Croatian state-owned power utility HEP announced that the rating agency Moody’s has changed the company’s outlook to stable from negative, affirming its long-term Ba2 corporate family rating (CFR) at the same time.
According to the statement from Moody’s, the change of outlook on HEP’s rating to stable from negative reflects that the rating is positioned at the same level as Croatia’s sovereign rating. Moody’s does not currently envisage that the rating could be higher than that of the sovereign due to HEP’s strong domestic focus, its 100 % ownership by the Croatian Government and the one notch uplift incorporated into its rating to reflect the high likelihood of extraordinary support from the Government in case of the financial distress of the company.
The stabilization of the outlook on the sovereign rating removes the potential downward pressure on HEP’s rating. Given its full ownership by the Government of Croatia, HEP’s Ba2 rating incorporates a one -notch uplift from the group’s standalone credit quality, expressed by Moody’s as the baseline credit assessment (BCA) of ba3. The aforementioned uplift reflects HEP’s beneficial relationship with the government, which has bolstered its ability to access the debt market.
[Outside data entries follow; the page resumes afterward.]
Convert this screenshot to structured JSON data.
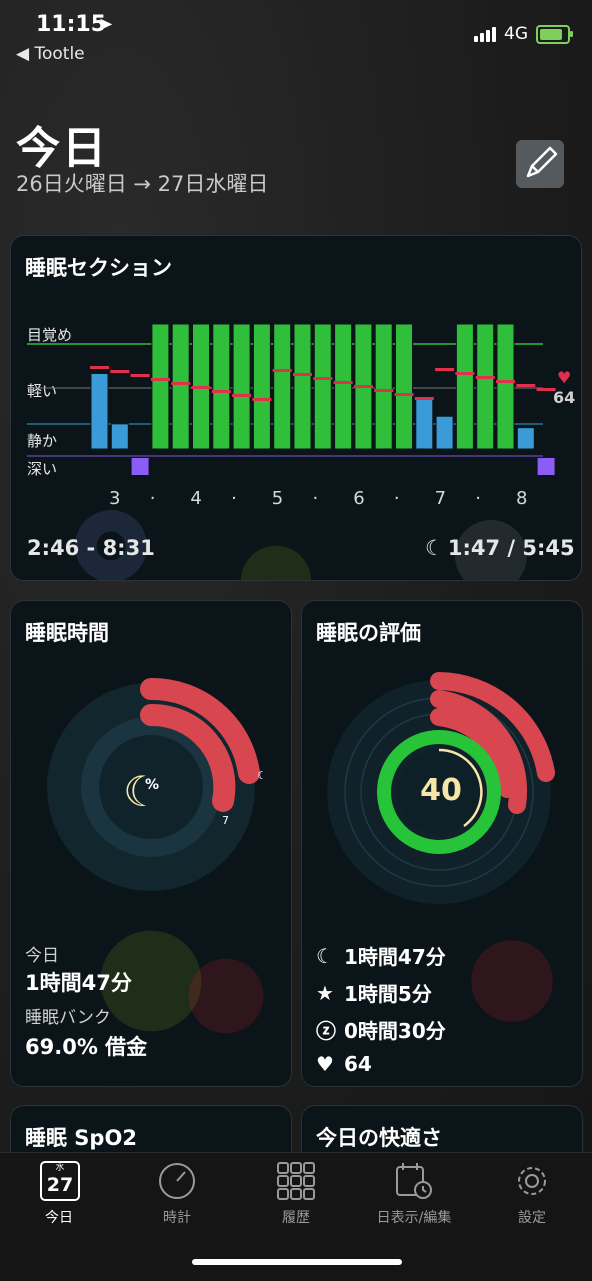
{
  "status_bar": {
    "time": "11:15",
    "back_app": "Tootle",
    "network": "4G"
  },
  "header": {
    "title": "今日",
    "date_range": "26日火曜日 → 27日水曜日"
  },
  "sleep_section": {
    "title": "睡眠セクション",
    "levels": [
      "目覚め",
      "軽い",
      "静か",
      "深い"
    ],
    "hour_labels": [
      "3",
      "·",
      "4",
      "·",
      "5",
      "·",
      "6",
      "·",
      "7",
      "·",
      "8"
    ],
    "time_range": "2:46 - 8:31",
    "sleep_ratio": "1:47 / 5:45",
    "heart_rate": "64",
    "bars": [
      {
        "stage": "light",
        "top": 0.1
      },
      {
        "stage": "light",
        "top": 0.63
      },
      {
        "stage": "deep",
        "top": 0.0
      },
      {
        "stage": "awake",
        "top": 0.0
      },
      {
        "stage": "awake",
        "top": 0.0
      },
      {
        "stage": "awake",
        "top": 0.0
      },
      {
        "stage": "awake",
        "top": 0.0
      },
      {
        "stage": "awake",
        "top": 0.0
      },
      {
        "stage": "awake",
        "top": 0.0
      },
      {
        "stage": "awake",
        "top": 0.0
      },
      {
        "stage": "awake",
        "top": 0.0
      },
      {
        "stage": "awake",
        "top": 0.0
      },
      {
        "stage": "awake",
        "top": 0.0
      },
      {
        "stage": "awake",
        "top": 0.0
      },
      {
        "stage": "awake",
        "top": 0.0
      },
      {
        "stage": "awake",
        "top": 0.0
      },
      {
        "stage": "light",
        "top": 0.35
      },
      {
        "stage": "light",
        "top": 0.55
      },
      {
        "stage": "awake",
        "top": 0.0
      },
      {
        "stage": "awake",
        "top": 0.0
      },
      {
        "stage": "awake",
        "top": 0.0
      },
      {
        "stage": "light",
        "top": 0.67
      },
      {
        "stage": "deep",
        "top": 0.0
      }
    ]
  },
  "sleep_time": {
    "title": "睡眠時間",
    "today_label": "今日",
    "today_value": "1時間47分",
    "bank_label": "睡眠バンク",
    "bank_value": "69.0% 借金",
    "center_symbol": "%",
    "ring_badge": "7"
  },
  "sleep_rating": {
    "title": "睡眠の評価",
    "score": "40",
    "stats": [
      {
        "icon": "moon-icon",
        "value": "1時間47分"
      },
      {
        "icon": "star-icon",
        "value": "1時間5分"
      },
      {
        "icon": "z-icon",
        "value": "0時間30分"
      },
      {
        "icon": "heart-icon",
        "value": "64"
      }
    ]
  },
  "bottom_cards": {
    "spo2_title": "睡眠 SpO2",
    "comfort_title": "今日の快適さ"
  },
  "tabbar": {
    "calendar_weekday": "水",
    "calendar_day": "27",
    "items": [
      {
        "label": "今日"
      },
      {
        "label": "時計"
      },
      {
        "label": "履歴"
      },
      {
        "label": "日表示/編集"
      },
      {
        "label": "設定"
      }
    ]
  },
  "colors": {
    "awake": "#2fbf3a",
    "light": "#3a9bd8",
    "deep": "#8b5cf6",
    "heart": "#e0304e",
    "ring_red": "#d8474f",
    "ring_green": "#27c43a"
  }
}
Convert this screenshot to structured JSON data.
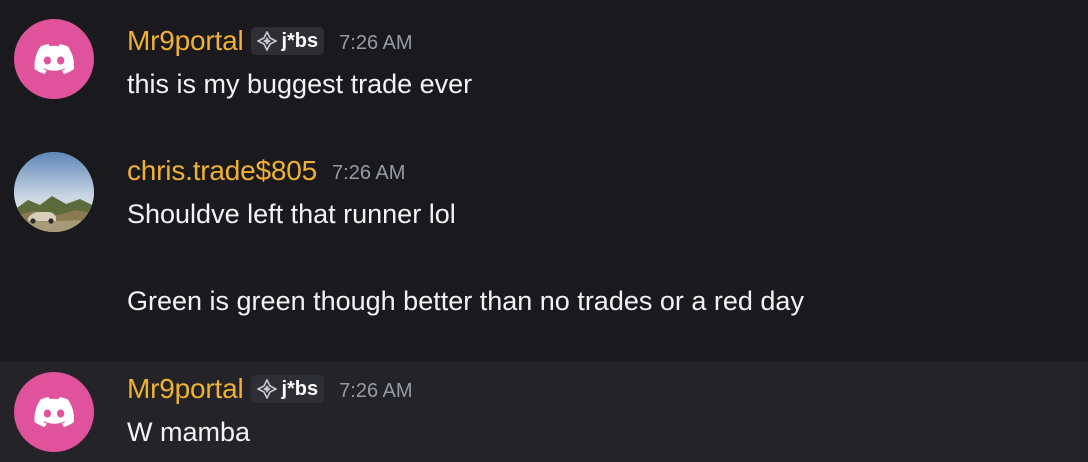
{
  "messages": [
    {
      "username": "Mr9portal",
      "tag": "j*bs",
      "time": "7:26 AM",
      "lines": [
        "this is my buggest trade ever"
      ]
    },
    {
      "username": "chris.trade$805",
      "time": "7:26 AM",
      "lines": [
        "Shouldve left that runner lol",
        "Green is green though better than no trades or a red day"
      ]
    },
    {
      "username": "Mr9portal",
      "tag": "j*bs",
      "time": "7:26 AM",
      "lines": [
        "W mamba"
      ]
    }
  ],
  "colors": {
    "background": "#1a1a1e",
    "username": "#f0b132",
    "timestamp": "#949ba4",
    "discord_avatar": "#e0529c"
  },
  "icons": {
    "default_avatar": "discord-logo-icon",
    "tag_icon": "diamond-sparkle-icon"
  }
}
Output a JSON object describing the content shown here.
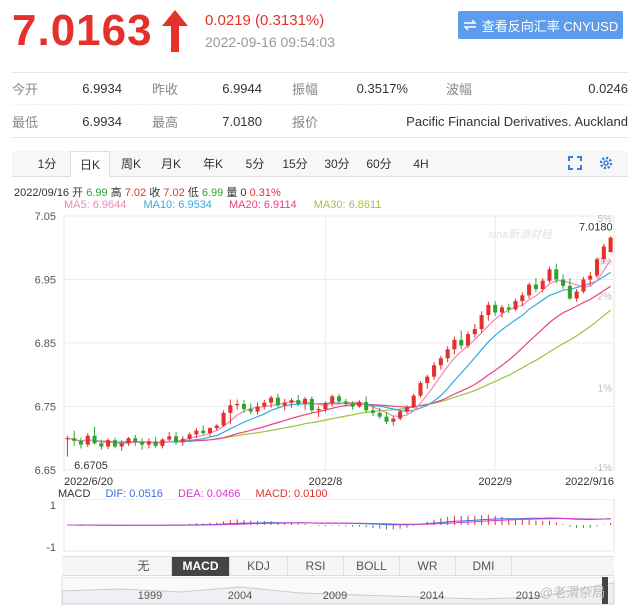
{
  "header": {
    "price": "7.0163",
    "change": "0.0219 (0.3131%)",
    "time": "2022-09-16 09:54:03",
    "reverse_button": "查看反向汇率 CNYUSD",
    "up_color": "#e4312b"
  },
  "stats": {
    "row1": [
      {
        "label": "今开",
        "value": "6.9934"
      },
      {
        "label": "昨收",
        "value": "6.9944"
      },
      {
        "label": "振幅",
        "value": "0.3517%"
      },
      {
        "label": "波幅",
        "value": "0.0246"
      }
    ],
    "row2": [
      {
        "label": "最低",
        "value": "6.9934"
      },
      {
        "label": "最高",
        "value": "7.0180"
      },
      {
        "label": "报价",
        "value": "Pacific Financial Derivatives. Auckland"
      }
    ]
  },
  "tabs": [
    "1分",
    "日K",
    "周K",
    "月K",
    "年K",
    "5分",
    "15分",
    "30分",
    "60分",
    "4H"
  ],
  "active_tab": "日K",
  "info": {
    "date": "2022/09/16",
    "open_label": "开",
    "open": "6.99",
    "high_label": "高",
    "high": "7.02",
    "close_label": "收",
    "close": "7.02",
    "low_label": "低",
    "low": "6.99",
    "vol_label": "量",
    "vol": "0",
    "pct": "0.31%",
    "ma5": "MA5: 6.9644",
    "ma10": "MA10: 6.9534",
    "ma20": "MA20: 6.9114",
    "ma30": "MA30: 6.8611"
  },
  "watermark_logo": "sina新浪财经",
  "macd": {
    "title": "MACD",
    "dif": "DIF: 0.0516",
    "dea": "DEA: 0.0466",
    "macd": "MACD: 0.0100"
  },
  "indicator_tabs": [
    "无",
    "MACD",
    "KDJ",
    "RSI",
    "BOLL",
    "WR",
    "DMI"
  ],
  "active_indicator": "MACD",
  "nav_years": [
    "1999",
    "2004",
    "2009",
    "2014",
    "2019"
  ],
  "author_watermark": "@老渭杂局",
  "chart_data": {
    "type": "candlestick",
    "ylim": [
      6.65,
      7.05
    ],
    "y_ticks": [
      "7.05",
      "6.95",
      "6.85",
      "6.75",
      "6.65"
    ],
    "pct_ticks": [
      "5%",
      "3%",
      "2%",
      "1%",
      "-1%"
    ],
    "x_ticks": [
      "2022/6/20",
      "2022/8",
      "2022/9",
      "2022/9/16"
    ],
    "max_label": "7.0180",
    "min_label": "6.6705",
    "colors": {
      "up": "#e4312b",
      "down": "#2ea52e",
      "ma5": "#f087b8",
      "ma10": "#35a9e0",
      "ma20": "#e8427e",
      "ma30": "#9bc43d"
    },
    "candles": [
      [
        6.699,
        6.704,
        6.671,
        6.7
      ],
      [
        6.7,
        6.712,
        6.688,
        6.696
      ],
      [
        6.696,
        6.701,
        6.684,
        6.69
      ],
      [
        6.69,
        6.708,
        6.686,
        6.704
      ],
      [
        6.704,
        6.718,
        6.69,
        6.692
      ],
      [
        6.692,
        6.698,
        6.682,
        6.687
      ],
      [
        6.687,
        6.7,
        6.683,
        6.697
      ],
      [
        6.697,
        6.701,
        6.684,
        6.687
      ],
      [
        6.687,
        6.697,
        6.68,
        6.692
      ],
      [
        6.692,
        6.702,
        6.688,
        6.7
      ],
      [
        6.7,
        6.705,
        6.688,
        6.694
      ],
      [
        6.694,
        6.7,
        6.682,
        6.69
      ],
      [
        6.69,
        6.7,
        6.684,
        6.695
      ],
      [
        6.695,
        6.702,
        6.685,
        6.688
      ],
      [
        6.688,
        6.7,
        6.684,
        6.698
      ],
      [
        6.698,
        6.71,
        6.695,
        6.703
      ],
      [
        6.703,
        6.71,
        6.69,
        6.694
      ],
      [
        6.694,
        6.703,
        6.688,
        6.699
      ],
      [
        6.699,
        6.709,
        6.697,
        6.706
      ],
      [
        6.706,
        6.716,
        6.7,
        6.712
      ],
      [
        6.712,
        6.72,
        6.705,
        6.708
      ],
      [
        6.708,
        6.717,
        6.703,
        6.716
      ],
      [
        6.716,
        6.722,
        6.712,
        6.72
      ],
      [
        6.72,
        6.744,
        6.718,
        6.74
      ],
      [
        6.74,
        6.761,
        6.722,
        6.752
      ],
      [
        6.752,
        6.761,
        6.745,
        6.754
      ],
      [
        6.754,
        6.76,
        6.74,
        6.746
      ],
      [
        6.746,
        6.755,
        6.738,
        6.742
      ],
      [
        6.742,
        6.756,
        6.737,
        6.75
      ],
      [
        6.75,
        6.76,
        6.745,
        6.756
      ],
      [
        6.756,
        6.767,
        6.748,
        6.764
      ],
      [
        6.764,
        6.77,
        6.749,
        6.752
      ],
      [
        6.752,
        6.762,
        6.744,
        6.756
      ],
      [
        6.756,
        6.763,
        6.748,
        6.76
      ],
      [
        6.76,
        6.768,
        6.751,
        6.754
      ],
      [
        6.754,
        6.765,
        6.745,
        6.762
      ],
      [
        6.762,
        6.766,
        6.74,
        6.744
      ],
      [
        6.744,
        6.75,
        6.733,
        6.746
      ],
      [
        6.746,
        6.758,
        6.741,
        6.755
      ],
      [
        6.755,
        6.769,
        6.75,
        6.766
      ],
      [
        6.766,
        6.77,
        6.754,
        6.758
      ],
      [
        6.758,
        6.762,
        6.75,
        6.754
      ],
      [
        6.754,
        6.758,
        6.745,
        6.75
      ],
      [
        6.75,
        6.76,
        6.748,
        6.757
      ],
      [
        6.757,
        6.766,
        6.74,
        6.744
      ],
      [
        6.744,
        6.752,
        6.735,
        6.74
      ],
      [
        6.74,
        6.748,
        6.73,
        6.734
      ],
      [
        6.734,
        6.741,
        6.722,
        6.726
      ],
      [
        6.726,
        6.735,
        6.72,
        6.731
      ],
      [
        6.731,
        6.745,
        6.728,
        6.742
      ],
      [
        6.742,
        6.752,
        6.738,
        6.749
      ],
      [
        6.749,
        6.77,
        6.747,
        6.767
      ],
      [
        6.767,
        6.79,
        6.764,
        6.787
      ],
      [
        6.787,
        6.8,
        6.778,
        6.797
      ],
      [
        6.797,
        6.82,
        6.792,
        6.815
      ],
      [
        6.815,
        6.83,
        6.808,
        6.826
      ],
      [
        6.826,
        6.845,
        6.82,
        6.84
      ],
      [
        6.84,
        6.86,
        6.832,
        6.855
      ],
      [
        6.855,
        6.87,
        6.84,
        6.846
      ],
      [
        6.846,
        6.868,
        6.842,
        6.864
      ],
      [
        6.864,
        6.88,
        6.858,
        6.872
      ],
      [
        6.872,
        6.9,
        6.866,
        6.894
      ],
      [
        6.894,
        6.915,
        6.885,
        6.91
      ],
      [
        6.91,
        6.916,
        6.893,
        6.898
      ],
      [
        6.898,
        6.91,
        6.89,
        6.906
      ],
      [
        6.906,
        6.912,
        6.897,
        6.903
      ],
      [
        6.903,
        6.92,
        6.9,
        6.916
      ],
      [
        6.916,
        6.93,
        6.908,
        6.925
      ],
      [
        6.925,
        6.945,
        6.92,
        6.942
      ],
      [
        6.942,
        6.952,
        6.93,
        6.935
      ],
      [
        6.935,
        6.952,
        6.93,
        6.948
      ],
      [
        6.948,
        6.97,
        6.945,
        6.966
      ],
      [
        6.966,
        6.975,
        6.944,
        6.95
      ],
      [
        6.95,
        6.958,
        6.935,
        6.94
      ],
      [
        6.94,
        6.952,
        6.918,
        6.92
      ],
      [
        6.92,
        6.935,
        6.915,
        6.931
      ],
      [
        6.931,
        6.954,
        6.928,
        6.95
      ],
      [
        6.95,
        6.962,
        6.94,
        6.956
      ],
      [
        6.956,
        6.985,
        6.952,
        6.982
      ],
      [
        6.982,
        7.006,
        6.975,
        7.002
      ],
      [
        6.993,
        7.018,
        6.993,
        7.016
      ]
    ]
  }
}
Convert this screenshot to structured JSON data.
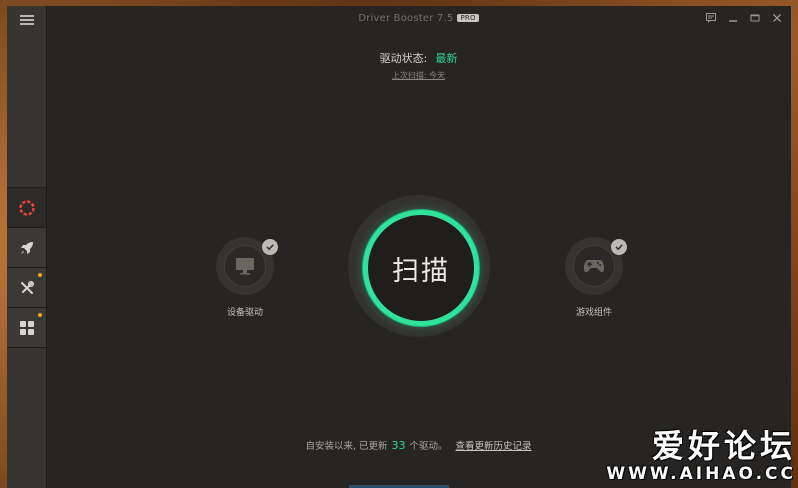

In addition, the government has provided guarantees to support the company’s debt in the past.
HEP’s Ba2 CFR continues to reflect its vertically integrated position in the Croatian electricity market, where the group enjoys around 85% market share, its electricity generation mix, with a high share of low cost and low CO2 hydro and nuclear output and the group’s sound financial profile with low leverage levels and strong credit metrics.
In December 2016, Credit rating agency Standard & Poor’s (S&P) announced that it has revised the outlook of Croatian state-owned power utility HEP from negative to stable. S&P affirmed BB longterm and B short-term foreign and local currency sovereign credit ratings on Croatia, while revising its outlook to stable, which resulted in upgrading HEP’s outlook to stable as well. At the same time, the rating company affirmed BB long-term corporate credit rating on HEP and its BB issue rating on its senior unsecured debt.